Five myths about introversion
Monday, April 23, 2012/
I was exceptionally honoured when the senior editor of the Harvard Business Review Blog Network asked me to write a post about introverts, which led to the network publishing An Introvert’s Guide to Networking. I have been amazed by the response it’s garnered and the number of emails I have received from introverted executives “pouring their hearts out” to me.
As I read through the hundreds of comments on the post and the emails, I realised there are clear myths about introversion that are relatively pervasive. I aim to dispel them here.
Introversion myth #1: Being introverted isn’t the same as being shy
While there may be a number of introverts who are shy, there are also a number of extroverts who are shy. There is no direct correlation.
Introversion myth #2: Introverts are socially inept or anxious in social situations
Again, while this may be true for some introverts, this can also be true for extroverts and is not directly related to one’s introversion.
Introversion myth #3: If I am fearful of public speaking I must be an introvert
Studies show the fear of public speaking is the top fear people face, and that 75% of individuals experience speaking anxiety. Yet less than half of all people are introverts. Again, there is no direct correlation and this affects extroverts in the same way it affects introverts.
4. Introversion myth #4: Introverts have communication challenges and difficulty knowing what to say
This is social anxiety, not introversion. If you research social anxiety you do not find references to introversion as a cause.
5. Introversion myth #5: If you act like an extrovert you can “overcome” introversion
The truth is best summed up by an email I received from a fellow executive: “I have spent the better part of a 10-year career turning introversion into extroversion via the same technique used by people to cure bad posture – overcorrect it long enough and the correct posture becomes natural. This approach was certainly memorable but I made a fool of myself more times than I can remember, which is not conducive to long-term connections.”
The bottom line: there is no need to “overcome” introversion or try to be someone you’re not. Introversion is simply a natural preference, and introverts have many laudable strengths because of it.
Then what is introversion?
Introversion is a general preference for being alone or in small groups with others which stems solely from the fact that introverts get their energy from their “inner world” of thoughts, ideas, reflections and even memories. We get excited when we come up with new ideas, and as we begin to mull over how we’ll bring them to life we become naturally energised. We love brainstorming and talking about our ideas with just one or two other people so that we can thoughtfully reflect as we think. Generally speaking, we think in our heads rather than out loud.

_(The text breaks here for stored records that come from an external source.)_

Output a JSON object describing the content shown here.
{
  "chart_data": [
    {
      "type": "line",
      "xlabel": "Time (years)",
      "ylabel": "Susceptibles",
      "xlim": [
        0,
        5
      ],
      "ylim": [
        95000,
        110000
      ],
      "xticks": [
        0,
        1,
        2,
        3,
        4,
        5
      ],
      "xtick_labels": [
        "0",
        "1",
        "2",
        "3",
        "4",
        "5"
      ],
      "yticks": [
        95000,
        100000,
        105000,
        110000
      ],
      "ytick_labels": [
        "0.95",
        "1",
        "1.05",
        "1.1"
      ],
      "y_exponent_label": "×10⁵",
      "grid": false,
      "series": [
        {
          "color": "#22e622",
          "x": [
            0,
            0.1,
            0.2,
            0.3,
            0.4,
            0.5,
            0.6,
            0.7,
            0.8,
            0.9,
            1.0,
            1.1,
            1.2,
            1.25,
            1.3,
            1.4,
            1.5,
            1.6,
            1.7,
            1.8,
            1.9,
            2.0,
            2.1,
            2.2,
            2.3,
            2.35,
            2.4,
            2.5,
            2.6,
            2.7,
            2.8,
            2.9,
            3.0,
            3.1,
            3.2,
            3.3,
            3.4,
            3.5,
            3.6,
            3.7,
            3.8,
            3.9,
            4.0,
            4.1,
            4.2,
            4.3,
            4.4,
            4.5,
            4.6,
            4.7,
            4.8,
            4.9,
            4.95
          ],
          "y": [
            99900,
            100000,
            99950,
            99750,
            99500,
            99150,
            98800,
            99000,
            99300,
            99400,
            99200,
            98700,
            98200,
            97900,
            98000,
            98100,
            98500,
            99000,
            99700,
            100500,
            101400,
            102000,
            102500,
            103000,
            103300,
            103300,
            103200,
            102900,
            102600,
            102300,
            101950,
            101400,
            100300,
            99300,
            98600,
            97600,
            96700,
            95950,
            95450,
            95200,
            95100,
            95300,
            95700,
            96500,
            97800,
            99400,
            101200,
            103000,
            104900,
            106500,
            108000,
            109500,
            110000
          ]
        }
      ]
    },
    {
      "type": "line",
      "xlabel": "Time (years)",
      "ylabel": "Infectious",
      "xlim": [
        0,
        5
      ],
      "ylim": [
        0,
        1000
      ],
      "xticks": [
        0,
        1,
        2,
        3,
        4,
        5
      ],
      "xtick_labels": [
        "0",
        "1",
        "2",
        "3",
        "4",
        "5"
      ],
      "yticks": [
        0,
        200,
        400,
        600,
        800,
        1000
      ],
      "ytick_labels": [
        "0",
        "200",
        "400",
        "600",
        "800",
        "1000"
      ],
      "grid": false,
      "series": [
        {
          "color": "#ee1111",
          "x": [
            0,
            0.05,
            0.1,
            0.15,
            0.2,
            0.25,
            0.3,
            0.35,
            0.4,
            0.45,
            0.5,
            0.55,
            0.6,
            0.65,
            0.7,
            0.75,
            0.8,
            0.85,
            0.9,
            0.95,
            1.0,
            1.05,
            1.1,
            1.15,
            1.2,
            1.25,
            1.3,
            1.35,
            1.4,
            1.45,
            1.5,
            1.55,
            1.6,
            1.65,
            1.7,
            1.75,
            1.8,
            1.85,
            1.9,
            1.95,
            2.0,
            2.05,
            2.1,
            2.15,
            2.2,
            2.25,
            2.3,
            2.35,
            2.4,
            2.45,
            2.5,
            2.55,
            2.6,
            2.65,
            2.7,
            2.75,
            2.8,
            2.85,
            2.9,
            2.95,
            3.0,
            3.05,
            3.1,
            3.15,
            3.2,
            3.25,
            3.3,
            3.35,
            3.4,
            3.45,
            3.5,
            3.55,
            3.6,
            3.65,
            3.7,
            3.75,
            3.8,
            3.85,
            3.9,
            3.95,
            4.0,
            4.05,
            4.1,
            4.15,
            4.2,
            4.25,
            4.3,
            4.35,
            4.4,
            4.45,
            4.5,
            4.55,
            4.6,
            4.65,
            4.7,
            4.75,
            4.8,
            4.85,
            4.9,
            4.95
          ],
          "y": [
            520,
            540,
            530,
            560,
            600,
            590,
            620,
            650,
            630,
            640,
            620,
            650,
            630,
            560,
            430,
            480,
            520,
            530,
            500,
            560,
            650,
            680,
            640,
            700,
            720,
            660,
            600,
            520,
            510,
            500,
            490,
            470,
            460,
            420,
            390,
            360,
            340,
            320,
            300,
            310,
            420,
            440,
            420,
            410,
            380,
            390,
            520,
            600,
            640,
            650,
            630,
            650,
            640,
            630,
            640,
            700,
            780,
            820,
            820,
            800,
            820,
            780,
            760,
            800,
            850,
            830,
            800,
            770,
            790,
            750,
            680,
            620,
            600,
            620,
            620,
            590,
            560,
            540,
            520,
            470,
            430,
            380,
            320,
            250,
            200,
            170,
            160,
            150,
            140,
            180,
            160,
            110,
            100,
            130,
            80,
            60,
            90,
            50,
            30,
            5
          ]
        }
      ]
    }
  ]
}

Our extroverted colleagues, on the other hand, get their energy from being in the “outer world” of people and places and things. They think out loud, and they actually gain energy from being around large groups of people. For introverts, being in a large group is draining, which is why we have to take time to recharge after being at social events or in large work groups.
A business example
Think about a team strategy session being held by a department of a major corporation. The introverts in the department will prefer to think through the strategies they’d like to propose, and to reflect on the pros and cons of these strategies, prior to being in a large-group environment. They will do best when they have time to develop ideas of their own, perhaps run them by a few others in small group meetings, reflect on everything, and then take their strategies and opinions to the larger group.
Extroverts would prefer to skip all of this and simply meet in a large group for the strategy session. They get energised by the ideas that everyone shares and are likely to exuberantly think out loud.
Importantly, none of this has anything to do with any of the individuals in this department being shy, socially anxious, not knowing what to say, being afraid to speak in public or being inhibited around others.
The truth about introverts
Many introverts, including many of my friends and colleagues, are socially adept, confident, adroit at networking, outgoing around others, enjoy public speaking, and never spend a moment worrying about what they’ll say next. But at the end of the day, they’ll recharge by being alone with their thoughts, and they look forward to time spent reflecting.
Being an introvert is truly an advantage in business and leadership if you know how to leverage it. If you’ve received it, honour it.